To seal msg in envelope:
(com, key) := commit(msg) — then publish com

To open envelope:
publish key, msg
anyone can use verify(com, key, msg) to check validity

Want two security properties:
Hiding: given com, infeasible to find msg;
Binding: infeasible to find msg != msg’ such that
verify(commit(msg, msg’) == true

commit(msg) := (H(key | msg), key) where key is 256 bit
verify(com, key, msg) := (H(key|msg) == com)

More about the Security Properties

key is a randomly generated 256 bit value

Hiding: Given H(key | msg) infeasible to find mg
Binding: Infeasible to find msg != msg’ such that
H(key | msg) == H(key | msg’)

Basically can’t find two different messages where you committed to one and verified with another one.

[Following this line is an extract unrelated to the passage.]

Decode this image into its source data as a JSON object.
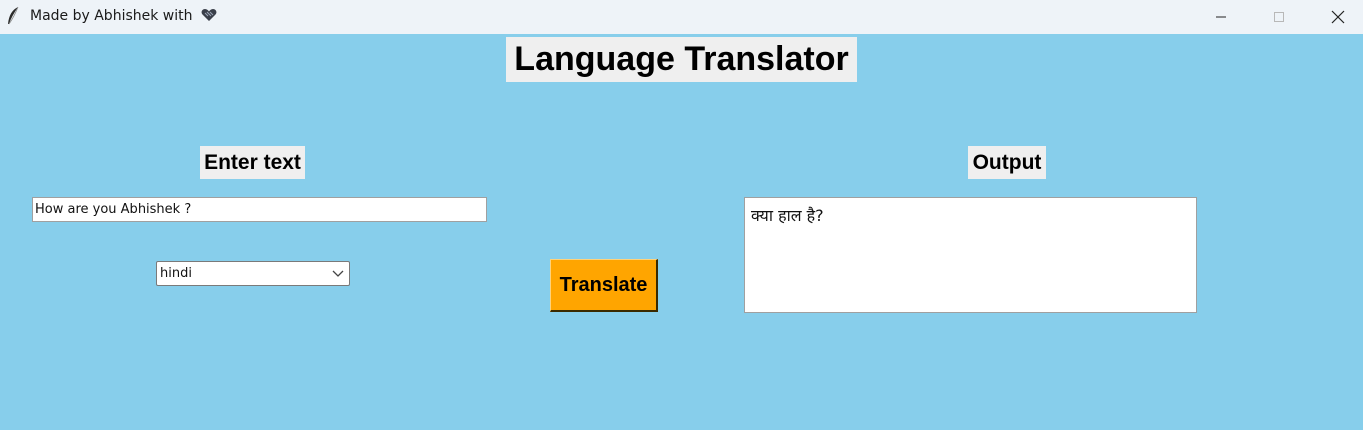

So you use the hash function in both commit and verify

What hash function will we use? SHA-256

Step by Step of what SHA-256 does

You have an input message of an arbitrary length
You also have a 256 bit value called IV (Initialization Vector (https://en.wikipedia.org/wiki/Initialization_vector)
The input string gets broken up into 512 bit blocks and we’ll reference them as block_1, block_2, block_3, and block_n will be the last block. The last block will also contain padding where the last 64 bits is the length of the input message and prior to that is a 1{0*}.
The 256 bit value and block_1 come together as inputs to a compression function (c) which basically squashes the 768 bits back into 256 bits.
Next the output of c gets mashed with block_2 and to the compression function and out pops a 256 bit value.
This continues along the entire length of the message where the last output is Voila, the hash.